During a weekend discussion on the Perl 5 Porters mailing list, I volunteered to write a specification for Perl 5's support policy.
I believe in being explicit (darn it!) about what a community is willing to support and what community members can provide to other community members and users. I tried to reflect that when I wrote the first drafts of Parrot's support policy.
My goals are simple. I want to remove all magic and magical thinking from the release process. I want to remove all potential ambiguity from the upgrading process. I want to manage expectations so that the only surprise in a new release of the software is how well it delights users, and not that features have changed since the previous release.
That's easier with Parrot than with Perl 5, for several reasons:
- Parrot is new software, with very few users who aren't already part of the vocal Parrot community.
- Parrot has a regular release schedule which we can predict years in advance.
- Parrot's main users are compiler writers and distribution packagers. Both groups are familar with and capable of managing change, if we communicate it effectively.
- I have seniority on the project. (Don't underestimate that, if you want to influence a community.)
My goals for the Perl 5 support policy are to document current practices, to identify rough community consensus for future policies, and to encourage those policies toward modernization and sustainability. Boring, right? Perhaps it is, until you consider several constraints:
- Perl 5 releases are unpredictable in date and scope.
- There's no formal deprecation strategy.
- Perl 5's target users are developers, but not necessarily professional programmers.
- The maintainers of dual-lived modules have tremendous leeway as to updates and upgrades and compatibility changes.
- I don't have commit access to the project.
I admit my motivations: I want to encourage p5p to drop support for old versions and I want to see new major versions of Perl 5 released every year.

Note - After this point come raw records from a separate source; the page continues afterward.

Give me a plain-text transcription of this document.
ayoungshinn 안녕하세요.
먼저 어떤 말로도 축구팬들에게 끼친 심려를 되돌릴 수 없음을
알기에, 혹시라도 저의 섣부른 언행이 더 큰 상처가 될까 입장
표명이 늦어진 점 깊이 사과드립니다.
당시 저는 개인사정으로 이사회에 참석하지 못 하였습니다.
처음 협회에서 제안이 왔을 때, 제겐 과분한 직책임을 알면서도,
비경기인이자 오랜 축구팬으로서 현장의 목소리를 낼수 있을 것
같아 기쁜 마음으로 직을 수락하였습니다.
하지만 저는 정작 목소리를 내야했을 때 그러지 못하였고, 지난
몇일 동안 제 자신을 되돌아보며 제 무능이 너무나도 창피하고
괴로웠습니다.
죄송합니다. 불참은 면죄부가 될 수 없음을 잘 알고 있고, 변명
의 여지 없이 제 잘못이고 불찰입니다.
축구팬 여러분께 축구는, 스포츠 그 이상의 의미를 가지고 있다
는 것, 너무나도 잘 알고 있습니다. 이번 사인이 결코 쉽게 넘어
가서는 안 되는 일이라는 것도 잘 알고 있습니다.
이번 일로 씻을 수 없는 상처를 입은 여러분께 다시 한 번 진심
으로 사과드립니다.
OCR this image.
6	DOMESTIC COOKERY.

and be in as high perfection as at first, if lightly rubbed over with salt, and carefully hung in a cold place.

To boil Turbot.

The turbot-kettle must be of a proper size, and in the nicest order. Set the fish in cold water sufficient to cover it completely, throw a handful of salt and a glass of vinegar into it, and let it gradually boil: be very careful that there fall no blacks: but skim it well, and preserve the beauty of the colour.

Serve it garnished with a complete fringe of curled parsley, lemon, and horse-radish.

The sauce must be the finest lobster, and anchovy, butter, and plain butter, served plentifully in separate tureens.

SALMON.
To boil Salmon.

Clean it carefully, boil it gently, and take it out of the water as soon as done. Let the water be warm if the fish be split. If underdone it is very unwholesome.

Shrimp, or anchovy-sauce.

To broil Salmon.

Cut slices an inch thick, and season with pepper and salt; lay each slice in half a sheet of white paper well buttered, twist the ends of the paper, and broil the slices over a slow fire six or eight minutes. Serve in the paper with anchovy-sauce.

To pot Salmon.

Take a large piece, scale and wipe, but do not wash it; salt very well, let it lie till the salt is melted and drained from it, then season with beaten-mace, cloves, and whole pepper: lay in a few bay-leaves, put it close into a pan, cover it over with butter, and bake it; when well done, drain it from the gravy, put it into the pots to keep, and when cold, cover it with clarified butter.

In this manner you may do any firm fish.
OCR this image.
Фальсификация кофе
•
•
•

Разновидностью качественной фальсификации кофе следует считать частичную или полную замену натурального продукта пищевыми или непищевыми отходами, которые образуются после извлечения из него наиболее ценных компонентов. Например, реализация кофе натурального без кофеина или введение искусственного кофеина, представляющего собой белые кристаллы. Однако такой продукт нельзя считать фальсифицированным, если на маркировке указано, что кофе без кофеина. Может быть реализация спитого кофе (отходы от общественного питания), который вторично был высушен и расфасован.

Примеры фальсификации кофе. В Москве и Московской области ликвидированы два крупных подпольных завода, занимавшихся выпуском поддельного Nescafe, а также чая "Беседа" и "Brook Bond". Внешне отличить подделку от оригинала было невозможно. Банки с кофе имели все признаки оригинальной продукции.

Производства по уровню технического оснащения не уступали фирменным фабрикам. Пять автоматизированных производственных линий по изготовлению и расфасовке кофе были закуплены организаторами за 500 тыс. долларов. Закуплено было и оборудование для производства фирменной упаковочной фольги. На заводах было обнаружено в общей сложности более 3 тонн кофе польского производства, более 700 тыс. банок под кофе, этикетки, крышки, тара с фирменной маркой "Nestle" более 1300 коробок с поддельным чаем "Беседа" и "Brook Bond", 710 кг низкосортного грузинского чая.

I want a one year deprecation cycle (any feature announced as deprecated in a major release may be removed by the next major release). I want support dropped for releases two years old and older (barring a major security fix someone feels strongly enough to patch).
Mostly I want Perl 5 in 2010 to be better than Perl 5 in 2009, and so on, and so forth, without always worrying about how Perl 5 did things in 1999 and 2000.
That's what I want. Those are my goals and biases. What do you want?